Frequently asked questions

What is a covered call on QQQA?
A covered call on QQQA is the covered call strategy applied to QQQA (etf). The strategy is structurally neutral to slightly bullish: A covered call pairs long stock with a short out-of-the-money call, collecting premium and capping upside above the short strike in exchange for income. With QQQA etf trading near $70.44, the strikes shown on this page are snapped to the nearest listed QQQA chain strike and the premiums come straight from the end-of-day bid/ask midpoint.
How are QQQA covered call max profit and max loss calculated?

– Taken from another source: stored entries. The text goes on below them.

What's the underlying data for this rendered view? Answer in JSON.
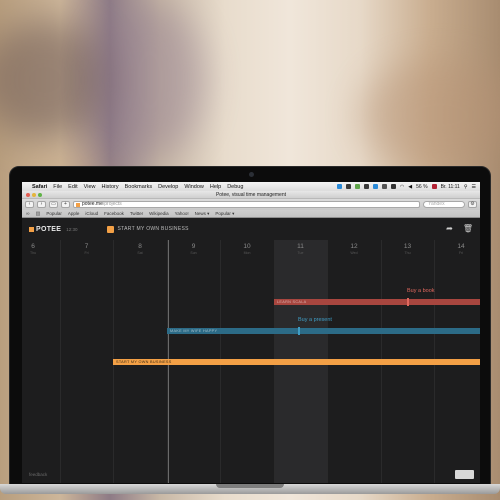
{
  "menubar": {
    "app": "Safari",
    "items": [
      "File",
      "Edit",
      "View",
      "History",
      "Bookmarks",
      "Develop",
      "Window",
      "Help",
      "Debug"
    ],
    "battery": "56 %",
    "clock": "Br. 11:11"
  },
  "browser": {
    "window_title": "Potee, visual time management",
    "url_host": "potee.me",
    "url_path": "/projects",
    "search_placeholder": "Yandex",
    "bookmarks": [
      "Popular",
      "Apple",
      "iCloud",
      "Facebook",
      "Twitter",
      "Wikipedia",
      "Yahoo!",
      "News ▾",
      "Popular ▾"
    ]
  },
  "app": {
    "logo": "POTEE",
    "time": "12:30",
    "project_title": "START MY OWN BUSINESS",
    "feedback": "feedback",
    "corner_button": "",
    "accent_color": "#f3a046"
  },
  "timeline": {
    "days": [
      {
        "num": "6",
        "dow": "Thu"
      },
      {
        "num": "7",
        "dow": "Fri"
      },
      {
        "num": "8",
        "dow": "Sat"
      },
      {
        "num": "9",
        "dow": "Sun"
      },
      {
        "num": "10",
        "dow": "Mon"
      },
      {
        "num": "11",
        "dow": "Tue"
      },
      {
        "num": "12",
        "dow": "Wed"
      },
      {
        "num": "13",
        "dow": "Thu"
      },
      {
        "num": "14",
        "dow": "Fri"
      }
    ],
    "tasks": [
      {
        "label": "LEARN SCALA",
        "color": "#a8463f",
        "milestone": "Buy a book",
        "milestone_color": "#e0685e"
      },
      {
        "label": "MAKE MY WIFE HAPPY",
        "color": "#2c6b87",
        "milestone": "Buy a present",
        "milestone_color": "#3f9cc4"
      },
      {
        "label": "START MY OWN BUSINESS",
        "color": "#f3a046",
        "milestone": "",
        "milestone_color": ""
      }
    ]
  }
}
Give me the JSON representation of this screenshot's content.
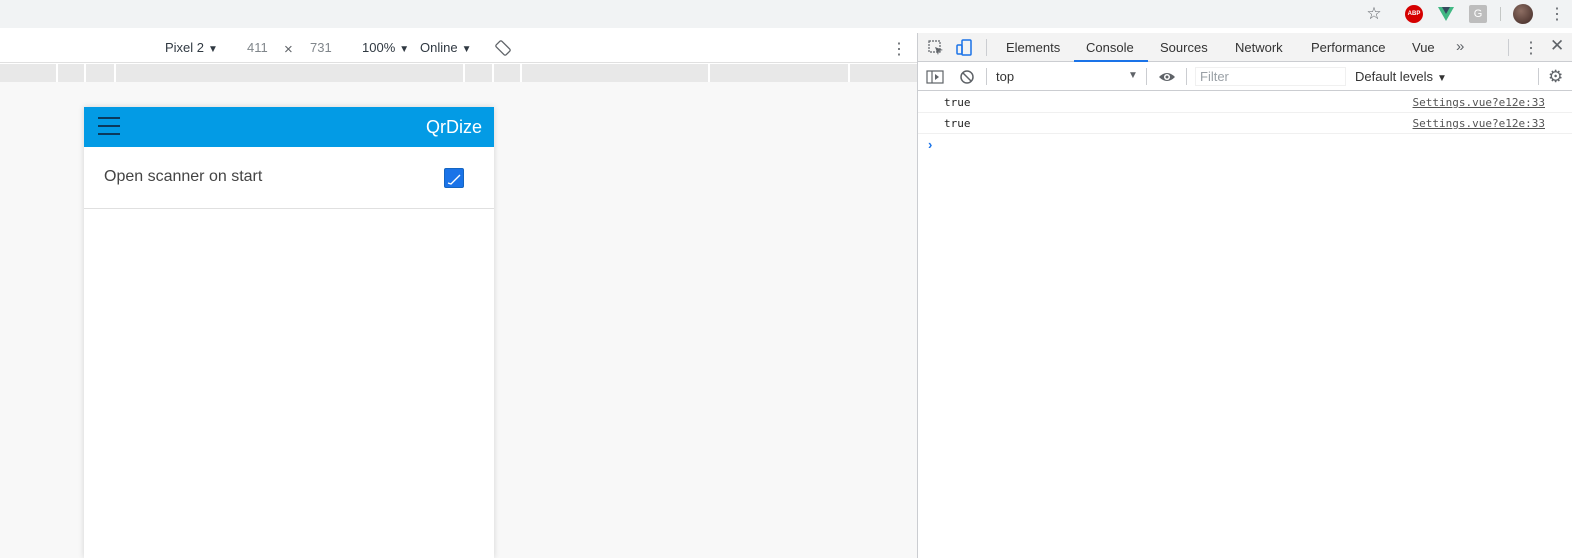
{
  "colors": {
    "app_header": "#039be5",
    "checkbox": "#1a73e8",
    "devtools_active_tab": "#1a73e8"
  },
  "browser": {
    "icons": [
      "star-icon",
      "adblock-plus-icon",
      "vue-devtools-icon",
      "grammarly-icon",
      "profile-avatar",
      "menu-icon"
    ],
    "abp_text": "ABP",
    "g_text": "G"
  },
  "device_toolbar": {
    "device": "Pixel 2",
    "width": "411",
    "times": "×",
    "height": "731",
    "zoom": "100%",
    "network": "Online"
  },
  "app": {
    "title": "QrDize",
    "settings": [
      {
        "label": "Open scanner on start",
        "checked": true
      }
    ]
  },
  "devtools": {
    "tabs": [
      "Elements",
      "Console",
      "Sources",
      "Network",
      "Performance",
      "Vue"
    ],
    "active_tab": "Console",
    "more_tabs": "»",
    "console_toolbar": {
      "context": "top",
      "filter_placeholder": "Filter",
      "levels": "Default levels"
    },
    "messages": [
      {
        "text": "true",
        "source": "Settings.vue?e12e:33"
      },
      {
        "text": "true",
        "source": "Settings.vue?e12e:33"
      }
    ],
    "prompt": "›"
  }
}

Max profit equals short-strike minus cost basis plus premium times 100; max loss is cost basis minus premium (at zero). Breakeven is cost basis minus premium. For the QQQA covered call priced from the end-of-day chain at a 30-day expiry (ATM IV 31.70%), the computed maximum profit is $481.00 per contract and the computed maximum loss is -$6,918.00 per contract. Live intraday quotes will differ as the chain moves through the trading session.
What is the breakeven for a QQQA covered call?
The breakeven for the QQQA covered call priced on this page is roughly $69.19 at expiration, derived from end-of-day chain premiums. Breakeven is the underlying price at which the strategy's P&L crosses zero ignoring transaction costs and assignment risk. The current QQQA market-implied 1-standard-deviation expected move is approximately 9.09%; if the move sits well outside the breakeven distance, the structure's risk-reward becomes correspondingly tighter.
When should you consider a covered call on QQQA?
Covered calls on QQQA are an income strategy run on existing QQQA etf positions; traders typically sell calls at 25-35 delta with 30-45 days to expiration to balance premium against upside cap.
How does current QQQA implied volatility affect this covered call?
QQQA ATM IV is at 31.70% with IV rank near 3.11%, which is on the low end of its 1-year range. Premium-buying structures (long call, long put, debit spreads) are relatively cheap in this regime; premium-selling structures collect less credit per unit risk.